Она умрет! Она умерла!
После смерти возлюбленной Бете первым делом затевает грандиозный скандал, отказываясь платить за перевозку тела усопшей на родину. Он ведет борьбу с директором госпиталя, с авиакомпаниями, с похоронными агентствами, с самим дьяволом и его рогами и в конце концов побеждает. Тело бесплатно перевозят на остров в закрытом гробу. После этого Бете вступает в следующий этап борьбы. Он требует, чтобы ему дали разрешение вскрыть гроб и убедиться, что там действительно покоится тело его любимой, а не какие-нибудь камни. С этого момента дело принимает новый оборот. Публичное мнение раскалывается, люди делятся на два враждующих лагеря: одни поддерживают требования Бете, другие выступают категорически против. Все дебаты освещаются телевидением, каждый пытается озвучить свои аргументы, причем порой абсолютно бредовые. Бете в сопровождении нескольких верных друзей атакует прокурора, представителей закона, похоронные бюро, префекта и других ответственных лиц, способных повлиять на решение вопроса. Каждый день телевидение сообщает, как подается очередной запрос, ходатайство, какие были даны ответы; репортеры подробно освещают все перипетии данной драмы. Ни одно телешоу не может сравниться с этой народной версией истории единоборства Давида и Голиафа. Телефонные звонки сотрясают студию. Люди протестуют против действий чиновников. Высокий суд, префект не желают вникать в доводы Бете. Выдержки из процессуального кодекса, тексты гражданского права, параграфы, абзацы! Постановили! Захоронить!

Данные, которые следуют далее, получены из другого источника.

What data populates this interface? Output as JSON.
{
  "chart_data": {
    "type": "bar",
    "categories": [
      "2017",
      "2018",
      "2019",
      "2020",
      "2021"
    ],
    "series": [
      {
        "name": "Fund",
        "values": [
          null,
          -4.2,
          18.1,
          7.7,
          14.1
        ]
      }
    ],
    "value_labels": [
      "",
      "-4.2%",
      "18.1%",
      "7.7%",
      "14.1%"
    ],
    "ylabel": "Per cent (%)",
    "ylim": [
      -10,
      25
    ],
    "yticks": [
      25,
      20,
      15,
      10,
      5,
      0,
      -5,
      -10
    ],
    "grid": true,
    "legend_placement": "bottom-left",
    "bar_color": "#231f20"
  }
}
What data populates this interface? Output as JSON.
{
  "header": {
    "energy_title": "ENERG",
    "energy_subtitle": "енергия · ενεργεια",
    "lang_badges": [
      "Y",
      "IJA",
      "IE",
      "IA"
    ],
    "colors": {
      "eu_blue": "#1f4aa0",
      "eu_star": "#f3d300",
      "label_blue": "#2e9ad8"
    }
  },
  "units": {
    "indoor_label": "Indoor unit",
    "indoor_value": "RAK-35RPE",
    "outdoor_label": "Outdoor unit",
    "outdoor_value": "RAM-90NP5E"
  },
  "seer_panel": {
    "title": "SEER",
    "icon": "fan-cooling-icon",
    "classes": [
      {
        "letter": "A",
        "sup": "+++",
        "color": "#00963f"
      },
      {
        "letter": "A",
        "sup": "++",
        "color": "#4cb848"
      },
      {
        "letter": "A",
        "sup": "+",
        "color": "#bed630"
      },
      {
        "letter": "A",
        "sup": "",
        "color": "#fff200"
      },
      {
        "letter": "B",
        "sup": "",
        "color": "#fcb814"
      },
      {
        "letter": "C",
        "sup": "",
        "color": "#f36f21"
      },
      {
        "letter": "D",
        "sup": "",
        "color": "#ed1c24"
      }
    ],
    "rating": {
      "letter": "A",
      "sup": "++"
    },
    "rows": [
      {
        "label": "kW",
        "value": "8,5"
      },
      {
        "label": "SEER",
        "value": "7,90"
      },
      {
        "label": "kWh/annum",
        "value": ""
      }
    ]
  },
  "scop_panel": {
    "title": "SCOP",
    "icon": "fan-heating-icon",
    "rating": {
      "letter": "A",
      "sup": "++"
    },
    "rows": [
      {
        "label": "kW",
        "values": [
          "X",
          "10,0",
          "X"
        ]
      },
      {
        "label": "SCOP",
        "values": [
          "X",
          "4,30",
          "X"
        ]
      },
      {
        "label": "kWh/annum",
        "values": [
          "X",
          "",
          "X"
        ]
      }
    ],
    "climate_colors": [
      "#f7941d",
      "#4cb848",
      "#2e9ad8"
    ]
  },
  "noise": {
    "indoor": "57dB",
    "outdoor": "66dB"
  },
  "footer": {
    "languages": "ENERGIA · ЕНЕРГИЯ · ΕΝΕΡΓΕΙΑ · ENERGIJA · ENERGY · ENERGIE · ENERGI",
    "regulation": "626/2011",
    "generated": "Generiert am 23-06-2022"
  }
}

В день погребения, которое, конечно же, транслировалось по всем местным каналам телевидения, Бете не появился на поминальной мессе. Его искали у пирса, боясь, как бы он с горя не совершил страшного поступка. Его искали дома. Его искали напрасно. Священник затягивал службу, чтобы дать возможность несчастному проводить свою подругу. Народ преградил дорогу катафалку: он не сдвинется с места, пока не появится Бете. Он должен присутствовать на церемонии! Какие страсти! Репортеры воспользовались моментом, чтобы проинтервьюировать присутствующих.
Первым выступил мужчина с тоненьким голоском, очень гордый оказанной ему честью. Он припомнил их похождения с Бете в Париже. Их совместные прогулки. Подстерегавшие их трудности. Как они с честью выпутывались из этих трудностей. Он подчеркнул, что Бете всегда оставался истинным мужчиной, маленькой лодочкой, вышедшей на большую ловлю, добряк и искрометный ум! Он так и не ответил на заданный вопрос.
Пожилая женщина, прогуливавшаяся перед церковью, и вовсе заявила, что она не в курсе событий. Разве она не знает, что происходит нечто необычное? Нет. Нет! И вообще, по ее мнению, к чему весь этот переполох? Потом она застыла, как статуя, не произнеся больше ни слова.
Женщина среднего возраста, напялившая на себя шляпу с огромными полями, затянутая в облегающее платье, лицо припорошено пудрой, как мешок с цементом, бросилась к корреспондентам и зашлась в дифирамбах:
«Бете задал мужикам Большого Острова урок любофи! Именно так надо любить женщину, такая любофь и называется любофью! Жители Большого Острова, полюбуйтесь на эту находку! Повосхищайтесь им! Если бы я встретила такого кавалера, который любил бы меня такой любофью, я бы сказала ему „да“ всеми моими ногтями! Уй-уй-уй! Вот любофь, способная подняться на любую гору жизни! Я не представляю, какой чай она ему заваривала, когда была жива. Единственное, что я знаю, что я чувствую, что я прочувствую всеми моими внутренностями женщины, — это вкус этого чая любофи! Бете, я тебя обожаю! Я тебя обожаю, потому что ты показал и еще раз показал, как мужчина должен любить женщину! Я сама была знакома с одним…»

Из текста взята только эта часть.